Eski Yunan'da aktörler tarafından kullanılan ve maske anlamına gelen "persona" kelimesi, bir kişiliğin topluma gösterilen yüzü anlamına gelir. Sosyal uyum arketipi olarak değerlendirilen ve kişiliğin toplumsal olarak istenmeyen taraflarının kişisel bilinçdışına itimi olan "persona" kişinin, saklı olan veya bilinç dışındaki iyi ve kötü yönleri ile egonun bastırdığı ve hiç fark etmediği tarafları olan "gölge" kavramından da ayrıdır.

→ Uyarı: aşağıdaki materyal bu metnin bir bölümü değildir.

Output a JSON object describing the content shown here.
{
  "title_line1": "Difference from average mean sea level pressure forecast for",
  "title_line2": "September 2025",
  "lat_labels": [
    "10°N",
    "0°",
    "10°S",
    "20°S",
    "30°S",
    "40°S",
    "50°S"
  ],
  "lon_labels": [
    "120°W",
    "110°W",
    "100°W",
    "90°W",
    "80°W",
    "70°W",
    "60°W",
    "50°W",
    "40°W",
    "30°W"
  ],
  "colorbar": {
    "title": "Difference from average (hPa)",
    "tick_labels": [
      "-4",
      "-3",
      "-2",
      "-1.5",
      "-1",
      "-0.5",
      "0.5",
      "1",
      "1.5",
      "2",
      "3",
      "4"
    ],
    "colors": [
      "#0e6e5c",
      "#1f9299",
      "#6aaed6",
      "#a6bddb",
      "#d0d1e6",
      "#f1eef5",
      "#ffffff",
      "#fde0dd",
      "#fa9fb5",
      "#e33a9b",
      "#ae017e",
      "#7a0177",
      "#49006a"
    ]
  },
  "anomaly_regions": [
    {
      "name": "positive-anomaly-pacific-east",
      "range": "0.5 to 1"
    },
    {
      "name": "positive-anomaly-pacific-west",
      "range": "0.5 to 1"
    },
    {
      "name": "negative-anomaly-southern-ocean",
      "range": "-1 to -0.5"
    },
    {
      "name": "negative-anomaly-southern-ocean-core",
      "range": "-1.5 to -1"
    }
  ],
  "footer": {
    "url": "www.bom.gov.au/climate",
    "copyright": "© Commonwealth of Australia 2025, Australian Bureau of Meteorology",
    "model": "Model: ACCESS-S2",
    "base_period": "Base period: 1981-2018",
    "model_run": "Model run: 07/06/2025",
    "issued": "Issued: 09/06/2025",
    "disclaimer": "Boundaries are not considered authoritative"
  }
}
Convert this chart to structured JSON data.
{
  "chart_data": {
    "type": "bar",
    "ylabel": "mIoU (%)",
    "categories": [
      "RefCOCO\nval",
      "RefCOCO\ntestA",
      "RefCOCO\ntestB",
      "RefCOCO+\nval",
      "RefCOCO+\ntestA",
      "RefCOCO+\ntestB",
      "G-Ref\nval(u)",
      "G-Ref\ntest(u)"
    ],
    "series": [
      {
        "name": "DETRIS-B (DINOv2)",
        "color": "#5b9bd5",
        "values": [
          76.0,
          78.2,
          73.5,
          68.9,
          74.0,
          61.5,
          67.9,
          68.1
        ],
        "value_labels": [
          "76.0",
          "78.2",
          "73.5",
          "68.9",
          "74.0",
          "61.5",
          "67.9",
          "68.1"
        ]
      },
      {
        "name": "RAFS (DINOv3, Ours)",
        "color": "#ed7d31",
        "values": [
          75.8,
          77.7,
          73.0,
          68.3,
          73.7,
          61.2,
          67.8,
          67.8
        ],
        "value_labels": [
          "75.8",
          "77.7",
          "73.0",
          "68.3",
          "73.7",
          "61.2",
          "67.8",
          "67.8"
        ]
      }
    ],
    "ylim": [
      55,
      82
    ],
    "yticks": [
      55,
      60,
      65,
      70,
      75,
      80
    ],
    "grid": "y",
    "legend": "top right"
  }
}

Rüyalarında, kişinin kendi cinsiyetinden biri olarak ortaya çıkan gölgesi, gerçekte anlatılamaz ve bir sanatçı için rüyaların dilsizliğinden, imgeler aracılığıyla yazıya aktarılır ve yaratıcılığın açığa çıkmasını da sağlar (Jung, 1999: 123). Carl Gustav Jung, kişisel ve kolektif gölge ayrımını şöyle ifade eder:
"Kadın kişiliğinin, erkek tarafını sembolize eden "anima" ile erkek kişiliğinin, kadın tarafını sembolize eden "animus", çocuğun ilk yaşam evresinde anne ve babayla kurduğu özdeşimin niteliğine bağlı olarak yetişkinliğinde iyi ya da kötü taraf olarak açığa çıkar" (Stevens, 1999: 125).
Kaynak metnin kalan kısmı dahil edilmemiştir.